Following a cohort of clients over a long period time, client-level longitudinal monitoring, among a subset of programs or sites can help to validate cross-sectional measurements. This approach will allow for more accurate and closer tracking of patterns of PrEP use and account for changes in risk. However, client-level longitudinal monitoring requires electronic medical records and databases.

3. Successful PrEP implementation and impact may be assessed by reaching a certain threshold of PrEP use in a given community, a measure of saturation, as long as sufficient information is available regarding PrEP coverage and HIV incidence in sub-populations.

pathway to a coarse measurement graphic

Figure 2—Tracking Impact: Searching for a solution, sexual reproductive health (SRH) programs use CYP as a proxy for impact.

Think tank recommendations can be applied across geographies, contexts, oral PrEP regimens (including event-driven), and future HIV preventative technologies in the pipeline. At this time, the think tank proposes these definitions and methods for oral PrEP programs and urge normative bodies to support them to ensure continuity and comparability.

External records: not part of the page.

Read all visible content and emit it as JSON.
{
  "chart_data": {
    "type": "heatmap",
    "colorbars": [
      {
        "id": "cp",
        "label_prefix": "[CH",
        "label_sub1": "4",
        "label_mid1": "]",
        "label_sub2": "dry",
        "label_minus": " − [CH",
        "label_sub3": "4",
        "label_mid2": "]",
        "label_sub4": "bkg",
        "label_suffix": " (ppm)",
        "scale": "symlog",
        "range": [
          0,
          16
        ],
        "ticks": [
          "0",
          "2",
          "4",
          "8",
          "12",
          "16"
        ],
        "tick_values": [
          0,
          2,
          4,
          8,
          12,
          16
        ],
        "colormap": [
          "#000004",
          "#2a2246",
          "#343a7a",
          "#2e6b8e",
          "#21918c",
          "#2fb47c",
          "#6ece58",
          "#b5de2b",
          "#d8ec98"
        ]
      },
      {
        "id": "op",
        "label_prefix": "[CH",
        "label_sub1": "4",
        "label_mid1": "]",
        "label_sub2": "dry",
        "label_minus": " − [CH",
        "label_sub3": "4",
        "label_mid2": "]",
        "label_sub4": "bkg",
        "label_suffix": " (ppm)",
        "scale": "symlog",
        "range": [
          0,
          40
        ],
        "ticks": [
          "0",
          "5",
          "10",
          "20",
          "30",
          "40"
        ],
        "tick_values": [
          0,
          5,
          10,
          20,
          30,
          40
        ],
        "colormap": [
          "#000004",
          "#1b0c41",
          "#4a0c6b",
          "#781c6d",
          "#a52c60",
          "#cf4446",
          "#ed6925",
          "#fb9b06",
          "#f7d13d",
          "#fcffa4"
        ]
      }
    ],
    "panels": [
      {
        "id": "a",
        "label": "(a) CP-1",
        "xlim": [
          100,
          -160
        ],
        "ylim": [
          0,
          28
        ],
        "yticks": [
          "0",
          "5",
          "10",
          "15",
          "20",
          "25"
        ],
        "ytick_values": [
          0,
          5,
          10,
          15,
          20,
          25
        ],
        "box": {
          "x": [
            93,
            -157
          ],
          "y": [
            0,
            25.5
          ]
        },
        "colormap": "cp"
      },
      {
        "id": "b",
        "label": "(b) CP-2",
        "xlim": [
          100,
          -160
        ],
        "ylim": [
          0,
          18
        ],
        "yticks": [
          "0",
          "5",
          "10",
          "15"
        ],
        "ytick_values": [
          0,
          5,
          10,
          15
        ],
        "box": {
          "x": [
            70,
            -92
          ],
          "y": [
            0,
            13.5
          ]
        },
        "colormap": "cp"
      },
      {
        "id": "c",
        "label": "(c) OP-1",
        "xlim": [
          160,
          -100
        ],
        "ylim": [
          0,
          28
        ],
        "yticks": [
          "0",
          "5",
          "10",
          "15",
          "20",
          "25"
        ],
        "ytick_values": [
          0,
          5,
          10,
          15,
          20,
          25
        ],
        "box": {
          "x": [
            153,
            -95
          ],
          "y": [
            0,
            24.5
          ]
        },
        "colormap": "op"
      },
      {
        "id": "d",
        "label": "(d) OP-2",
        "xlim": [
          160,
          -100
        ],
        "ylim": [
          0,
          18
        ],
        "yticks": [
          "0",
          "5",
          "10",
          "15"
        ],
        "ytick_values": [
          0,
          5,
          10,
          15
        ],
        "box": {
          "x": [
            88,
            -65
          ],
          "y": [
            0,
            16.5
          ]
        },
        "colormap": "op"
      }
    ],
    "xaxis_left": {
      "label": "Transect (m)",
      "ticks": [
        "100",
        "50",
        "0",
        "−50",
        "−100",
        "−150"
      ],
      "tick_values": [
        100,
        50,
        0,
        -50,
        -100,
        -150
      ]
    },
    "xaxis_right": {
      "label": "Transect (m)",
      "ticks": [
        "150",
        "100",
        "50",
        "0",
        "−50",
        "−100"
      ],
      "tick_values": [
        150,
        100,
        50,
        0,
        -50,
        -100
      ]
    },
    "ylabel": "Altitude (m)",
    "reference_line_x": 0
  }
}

Modifications to current PrEP M&E approaches:

  • Report PrEP_NEW (PEPFAR code to document new uptake by an individual) every 3 months. Disaggregated by key population, age, and pregnancy/breastfeeding status.
  • Add an indicator to measure the distribution of PrEP (i.e. number of pills or bottles distributed, combined with the number of individuals prescribed PrEP/population size) as a proxy for impact. This will establish a baseline to look at the impact of PrEP in the context of saturation coverage, similar to the approach used in the U.S and other high-income settings. This could potentially be relevant and applicable to future PrEP technologies.
  • Pilot test, or discuss with national technical working groups (TWGs) the potential for piloting an impact indicator (see above) based on the distribution in settings where PrEP is sufficiently scaled-up.
  • Support both cross-sectional and longitudinal approaches for collecting data on effective use at the program level. Compare and contrast the two approaches at the global level for feasibility, data quality and impact planning to target programmatic interventions.
  • Support program evaluations and implementation science to identify the reasons for oral PrEP discontinuation and, if related to program quality, identify effective interventions and strategies to improve the quality of PrEP programs and a better understanding of episodic or sporadic use.